In terms of specific actions that the U.N. scientist hopes to see happen, Professor Skea said that governments should commit to the plans of the IPCC to commit to leaving 50 per cent of oil reserves underground.

“If you continue to add to these reserves, it adds to the amount of oil you need to leave in the ground — if you’re going to meet the Paris (landmark 2015 climate summit) goals,” he explained.

“Sure, we can add to reserves now for energy security reasons. But that means that somebody in the future is going to have to make the choice. Do we leave that oil in the ground? Or do we meet our Paris goals? Climate change is a chronic disease of the planet… so the decisions we make now really have consequences for the future.”

The climate chief went on to demand that political leaders “stick to” commitments to transition away from “stick to” the shift from petrol and diesel to electric cars.

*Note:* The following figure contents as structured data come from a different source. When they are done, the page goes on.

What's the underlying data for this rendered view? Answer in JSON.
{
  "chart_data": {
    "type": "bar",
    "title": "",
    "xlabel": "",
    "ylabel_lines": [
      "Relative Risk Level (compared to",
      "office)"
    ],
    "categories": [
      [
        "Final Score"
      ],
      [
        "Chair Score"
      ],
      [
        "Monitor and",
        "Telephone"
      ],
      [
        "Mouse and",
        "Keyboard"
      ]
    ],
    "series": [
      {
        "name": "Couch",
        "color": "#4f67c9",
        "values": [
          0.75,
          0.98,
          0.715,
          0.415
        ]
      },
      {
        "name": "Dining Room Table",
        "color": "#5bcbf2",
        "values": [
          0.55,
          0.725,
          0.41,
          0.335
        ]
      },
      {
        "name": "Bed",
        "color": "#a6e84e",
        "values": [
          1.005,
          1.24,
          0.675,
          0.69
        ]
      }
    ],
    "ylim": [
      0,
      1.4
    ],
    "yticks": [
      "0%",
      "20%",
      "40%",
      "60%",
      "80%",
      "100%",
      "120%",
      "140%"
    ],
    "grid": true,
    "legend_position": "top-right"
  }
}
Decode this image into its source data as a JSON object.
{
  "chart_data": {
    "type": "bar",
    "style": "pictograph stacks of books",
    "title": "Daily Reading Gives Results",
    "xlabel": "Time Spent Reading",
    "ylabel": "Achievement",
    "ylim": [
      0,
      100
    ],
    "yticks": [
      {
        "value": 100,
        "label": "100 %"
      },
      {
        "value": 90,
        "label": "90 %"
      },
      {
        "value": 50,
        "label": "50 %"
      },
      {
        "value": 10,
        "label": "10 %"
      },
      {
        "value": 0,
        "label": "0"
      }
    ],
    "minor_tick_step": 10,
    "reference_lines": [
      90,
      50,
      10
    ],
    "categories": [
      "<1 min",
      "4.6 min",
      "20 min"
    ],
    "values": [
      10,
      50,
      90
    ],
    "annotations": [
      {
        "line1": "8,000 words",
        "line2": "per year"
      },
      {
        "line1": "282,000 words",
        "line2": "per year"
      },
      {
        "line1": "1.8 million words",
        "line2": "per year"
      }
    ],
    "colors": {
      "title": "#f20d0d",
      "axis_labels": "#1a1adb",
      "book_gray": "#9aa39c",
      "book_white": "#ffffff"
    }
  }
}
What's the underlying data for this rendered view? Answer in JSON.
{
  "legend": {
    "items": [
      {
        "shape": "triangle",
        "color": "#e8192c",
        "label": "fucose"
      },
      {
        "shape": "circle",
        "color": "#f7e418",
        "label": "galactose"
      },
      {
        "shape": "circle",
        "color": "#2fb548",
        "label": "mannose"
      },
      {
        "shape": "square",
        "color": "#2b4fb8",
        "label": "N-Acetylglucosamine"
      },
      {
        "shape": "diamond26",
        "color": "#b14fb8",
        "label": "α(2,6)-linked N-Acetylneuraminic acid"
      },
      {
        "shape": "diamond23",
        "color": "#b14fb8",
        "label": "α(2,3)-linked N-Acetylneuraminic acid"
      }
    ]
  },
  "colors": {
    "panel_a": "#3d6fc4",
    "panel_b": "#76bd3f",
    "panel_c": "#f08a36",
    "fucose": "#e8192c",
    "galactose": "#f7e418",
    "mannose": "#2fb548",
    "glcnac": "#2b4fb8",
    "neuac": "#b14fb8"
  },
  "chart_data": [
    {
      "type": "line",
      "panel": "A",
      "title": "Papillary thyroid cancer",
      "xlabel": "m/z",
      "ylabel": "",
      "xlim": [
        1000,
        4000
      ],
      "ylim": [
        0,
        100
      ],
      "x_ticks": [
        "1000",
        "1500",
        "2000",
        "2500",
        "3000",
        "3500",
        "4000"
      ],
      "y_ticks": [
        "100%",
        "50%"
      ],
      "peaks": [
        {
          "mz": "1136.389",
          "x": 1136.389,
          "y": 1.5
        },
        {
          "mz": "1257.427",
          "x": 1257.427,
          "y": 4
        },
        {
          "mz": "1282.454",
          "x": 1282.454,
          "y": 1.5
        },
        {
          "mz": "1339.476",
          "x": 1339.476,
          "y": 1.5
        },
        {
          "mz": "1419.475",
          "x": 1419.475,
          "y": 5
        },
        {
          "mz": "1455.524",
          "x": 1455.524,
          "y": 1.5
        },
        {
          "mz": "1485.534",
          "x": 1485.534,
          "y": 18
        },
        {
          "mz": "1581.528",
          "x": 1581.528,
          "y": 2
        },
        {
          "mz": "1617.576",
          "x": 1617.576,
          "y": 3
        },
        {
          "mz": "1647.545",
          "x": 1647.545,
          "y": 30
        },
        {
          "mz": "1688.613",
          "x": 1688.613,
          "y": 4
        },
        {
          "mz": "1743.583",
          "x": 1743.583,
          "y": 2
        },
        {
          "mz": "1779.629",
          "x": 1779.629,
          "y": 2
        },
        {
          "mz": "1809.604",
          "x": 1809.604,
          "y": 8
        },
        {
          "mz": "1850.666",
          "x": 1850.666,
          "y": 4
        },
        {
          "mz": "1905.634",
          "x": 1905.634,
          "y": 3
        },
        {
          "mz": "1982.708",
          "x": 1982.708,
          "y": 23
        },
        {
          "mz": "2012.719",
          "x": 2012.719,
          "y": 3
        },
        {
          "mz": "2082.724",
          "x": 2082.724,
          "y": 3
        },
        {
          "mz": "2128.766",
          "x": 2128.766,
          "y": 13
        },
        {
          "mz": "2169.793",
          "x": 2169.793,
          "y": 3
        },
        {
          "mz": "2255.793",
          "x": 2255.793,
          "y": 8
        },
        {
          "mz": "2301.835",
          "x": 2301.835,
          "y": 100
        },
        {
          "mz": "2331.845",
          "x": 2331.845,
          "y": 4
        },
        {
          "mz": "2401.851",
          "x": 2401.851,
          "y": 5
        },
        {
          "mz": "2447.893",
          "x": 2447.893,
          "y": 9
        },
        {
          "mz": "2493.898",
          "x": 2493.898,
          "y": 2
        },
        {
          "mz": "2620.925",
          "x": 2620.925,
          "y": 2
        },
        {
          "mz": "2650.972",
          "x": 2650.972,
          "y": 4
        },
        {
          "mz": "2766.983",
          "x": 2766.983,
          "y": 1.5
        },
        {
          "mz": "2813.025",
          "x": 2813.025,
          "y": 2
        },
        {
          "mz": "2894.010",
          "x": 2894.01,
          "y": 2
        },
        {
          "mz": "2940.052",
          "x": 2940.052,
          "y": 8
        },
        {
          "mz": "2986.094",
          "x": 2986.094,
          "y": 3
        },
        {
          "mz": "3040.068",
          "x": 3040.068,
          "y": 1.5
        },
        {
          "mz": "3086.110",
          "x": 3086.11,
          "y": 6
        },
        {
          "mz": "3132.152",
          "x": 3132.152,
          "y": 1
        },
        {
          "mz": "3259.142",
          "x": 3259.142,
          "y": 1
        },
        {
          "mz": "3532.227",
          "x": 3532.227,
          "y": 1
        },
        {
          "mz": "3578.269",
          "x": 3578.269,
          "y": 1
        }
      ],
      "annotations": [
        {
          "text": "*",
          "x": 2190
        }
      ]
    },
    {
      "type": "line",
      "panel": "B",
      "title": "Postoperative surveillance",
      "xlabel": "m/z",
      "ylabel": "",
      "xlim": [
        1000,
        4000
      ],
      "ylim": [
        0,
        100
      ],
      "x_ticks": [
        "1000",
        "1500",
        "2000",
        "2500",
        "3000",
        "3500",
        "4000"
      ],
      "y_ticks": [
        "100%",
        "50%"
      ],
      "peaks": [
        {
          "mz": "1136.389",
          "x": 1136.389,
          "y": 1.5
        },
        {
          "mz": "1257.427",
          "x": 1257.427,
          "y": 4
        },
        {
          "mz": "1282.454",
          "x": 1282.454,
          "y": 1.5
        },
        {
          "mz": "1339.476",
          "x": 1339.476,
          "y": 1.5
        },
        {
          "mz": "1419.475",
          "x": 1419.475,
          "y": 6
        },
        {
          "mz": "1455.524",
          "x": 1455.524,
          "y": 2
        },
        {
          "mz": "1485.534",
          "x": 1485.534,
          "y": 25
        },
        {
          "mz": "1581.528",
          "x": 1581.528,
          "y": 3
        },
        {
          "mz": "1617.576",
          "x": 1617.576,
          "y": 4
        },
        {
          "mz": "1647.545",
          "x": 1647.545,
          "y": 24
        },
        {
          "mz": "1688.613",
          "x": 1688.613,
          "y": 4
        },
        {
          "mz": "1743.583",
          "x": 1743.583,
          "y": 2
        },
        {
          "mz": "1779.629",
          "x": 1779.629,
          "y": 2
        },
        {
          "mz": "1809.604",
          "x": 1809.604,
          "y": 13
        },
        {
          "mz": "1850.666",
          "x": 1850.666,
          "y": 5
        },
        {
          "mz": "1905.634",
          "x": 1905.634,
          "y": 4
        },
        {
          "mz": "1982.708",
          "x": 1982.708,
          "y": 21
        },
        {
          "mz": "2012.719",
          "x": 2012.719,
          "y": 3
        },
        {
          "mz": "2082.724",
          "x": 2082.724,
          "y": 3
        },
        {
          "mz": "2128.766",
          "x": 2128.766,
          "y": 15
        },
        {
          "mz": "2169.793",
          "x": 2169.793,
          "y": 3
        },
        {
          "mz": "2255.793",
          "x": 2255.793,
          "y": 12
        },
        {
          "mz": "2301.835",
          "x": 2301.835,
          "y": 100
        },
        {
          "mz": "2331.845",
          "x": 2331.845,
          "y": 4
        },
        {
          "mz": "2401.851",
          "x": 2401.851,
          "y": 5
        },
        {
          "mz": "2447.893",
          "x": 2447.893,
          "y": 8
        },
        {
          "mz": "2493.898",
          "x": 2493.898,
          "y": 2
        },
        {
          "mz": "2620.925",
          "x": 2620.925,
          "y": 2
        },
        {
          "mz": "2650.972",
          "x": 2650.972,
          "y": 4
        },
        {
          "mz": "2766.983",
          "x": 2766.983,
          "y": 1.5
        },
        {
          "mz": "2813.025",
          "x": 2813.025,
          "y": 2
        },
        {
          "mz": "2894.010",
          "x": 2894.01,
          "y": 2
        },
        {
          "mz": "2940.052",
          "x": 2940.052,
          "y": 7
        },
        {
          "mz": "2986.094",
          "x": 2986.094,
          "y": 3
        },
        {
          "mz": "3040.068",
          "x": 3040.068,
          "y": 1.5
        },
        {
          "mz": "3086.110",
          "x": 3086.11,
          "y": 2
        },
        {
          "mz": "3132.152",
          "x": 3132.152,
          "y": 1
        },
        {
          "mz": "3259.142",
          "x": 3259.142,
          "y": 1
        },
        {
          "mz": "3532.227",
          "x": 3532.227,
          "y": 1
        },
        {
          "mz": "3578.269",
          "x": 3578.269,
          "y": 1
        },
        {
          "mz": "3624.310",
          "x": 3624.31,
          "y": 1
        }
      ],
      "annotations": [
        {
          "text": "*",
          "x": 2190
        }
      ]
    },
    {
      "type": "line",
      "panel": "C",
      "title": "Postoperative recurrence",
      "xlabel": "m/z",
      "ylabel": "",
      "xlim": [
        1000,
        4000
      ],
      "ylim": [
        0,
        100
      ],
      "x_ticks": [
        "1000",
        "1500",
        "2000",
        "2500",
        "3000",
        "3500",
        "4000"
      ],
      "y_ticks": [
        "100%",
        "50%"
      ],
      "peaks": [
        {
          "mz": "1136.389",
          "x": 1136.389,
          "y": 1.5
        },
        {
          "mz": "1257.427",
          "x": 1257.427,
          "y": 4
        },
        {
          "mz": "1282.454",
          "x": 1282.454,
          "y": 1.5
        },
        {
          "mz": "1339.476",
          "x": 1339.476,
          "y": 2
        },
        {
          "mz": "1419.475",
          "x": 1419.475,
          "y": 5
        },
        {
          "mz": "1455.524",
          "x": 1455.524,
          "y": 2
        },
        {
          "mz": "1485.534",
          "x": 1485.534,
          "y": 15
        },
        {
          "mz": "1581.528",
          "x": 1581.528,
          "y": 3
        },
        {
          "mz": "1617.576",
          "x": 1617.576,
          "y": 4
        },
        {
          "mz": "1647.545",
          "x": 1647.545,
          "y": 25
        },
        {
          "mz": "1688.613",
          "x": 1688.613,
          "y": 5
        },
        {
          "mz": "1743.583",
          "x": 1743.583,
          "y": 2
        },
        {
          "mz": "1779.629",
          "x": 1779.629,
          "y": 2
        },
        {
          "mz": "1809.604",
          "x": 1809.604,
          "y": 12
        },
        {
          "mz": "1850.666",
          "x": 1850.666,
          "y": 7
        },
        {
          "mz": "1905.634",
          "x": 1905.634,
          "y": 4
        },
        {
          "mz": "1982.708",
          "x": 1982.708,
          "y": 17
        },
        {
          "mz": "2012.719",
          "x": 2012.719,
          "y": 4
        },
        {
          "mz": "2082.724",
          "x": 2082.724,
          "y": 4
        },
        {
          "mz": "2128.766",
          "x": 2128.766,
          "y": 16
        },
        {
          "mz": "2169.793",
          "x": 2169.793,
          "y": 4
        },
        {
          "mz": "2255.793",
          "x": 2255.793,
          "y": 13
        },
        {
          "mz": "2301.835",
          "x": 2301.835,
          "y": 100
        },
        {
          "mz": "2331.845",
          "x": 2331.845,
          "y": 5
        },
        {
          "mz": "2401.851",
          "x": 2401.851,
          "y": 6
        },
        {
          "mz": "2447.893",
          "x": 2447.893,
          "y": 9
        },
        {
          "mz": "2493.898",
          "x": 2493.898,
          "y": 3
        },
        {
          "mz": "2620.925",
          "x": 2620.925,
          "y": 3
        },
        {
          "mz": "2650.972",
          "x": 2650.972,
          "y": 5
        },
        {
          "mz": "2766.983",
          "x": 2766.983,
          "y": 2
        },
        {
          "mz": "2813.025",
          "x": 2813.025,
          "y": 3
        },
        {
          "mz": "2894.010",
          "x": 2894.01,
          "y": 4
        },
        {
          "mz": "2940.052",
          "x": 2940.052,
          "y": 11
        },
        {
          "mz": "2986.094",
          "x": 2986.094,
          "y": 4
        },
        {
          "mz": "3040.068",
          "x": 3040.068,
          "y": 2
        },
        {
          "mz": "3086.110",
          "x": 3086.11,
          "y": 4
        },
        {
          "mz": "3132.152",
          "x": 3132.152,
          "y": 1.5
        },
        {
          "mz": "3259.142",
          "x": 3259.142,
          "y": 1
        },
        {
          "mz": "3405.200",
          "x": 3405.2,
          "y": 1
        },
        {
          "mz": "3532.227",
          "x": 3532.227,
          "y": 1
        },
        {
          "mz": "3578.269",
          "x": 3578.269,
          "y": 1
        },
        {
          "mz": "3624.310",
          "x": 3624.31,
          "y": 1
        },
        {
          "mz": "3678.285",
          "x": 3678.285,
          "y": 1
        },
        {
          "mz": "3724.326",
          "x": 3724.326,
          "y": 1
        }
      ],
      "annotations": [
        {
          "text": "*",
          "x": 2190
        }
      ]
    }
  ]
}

The demands come amid growing pushback against the green agenda in Britain, with his ‘small-c’ conservative base lobbying Prime Minister Rishi Sunak to backtrack on some of the party’s net-zero commitments. Mr Sunak did open up hundreds of new licences for companies to drill for oil and gas in the North Sea, however, his government has so far maintained its position against fracking. It also appears that the neo-liberal government is intent on fulfilling the neo-liberal Tory party’s pledge to transition away from conventional cars and power generation.

While Mr Sunak has tried to shy away from the green agenda, others in Britain have embraced the dire climate warnings of the UN scientist, with far-left London Mayor Sadiq Khan declaring in response to the interview: “Our planet is on fire. We can be the generation of leaders who truly get the enormity of the task, or dither and delay until it’s too late.”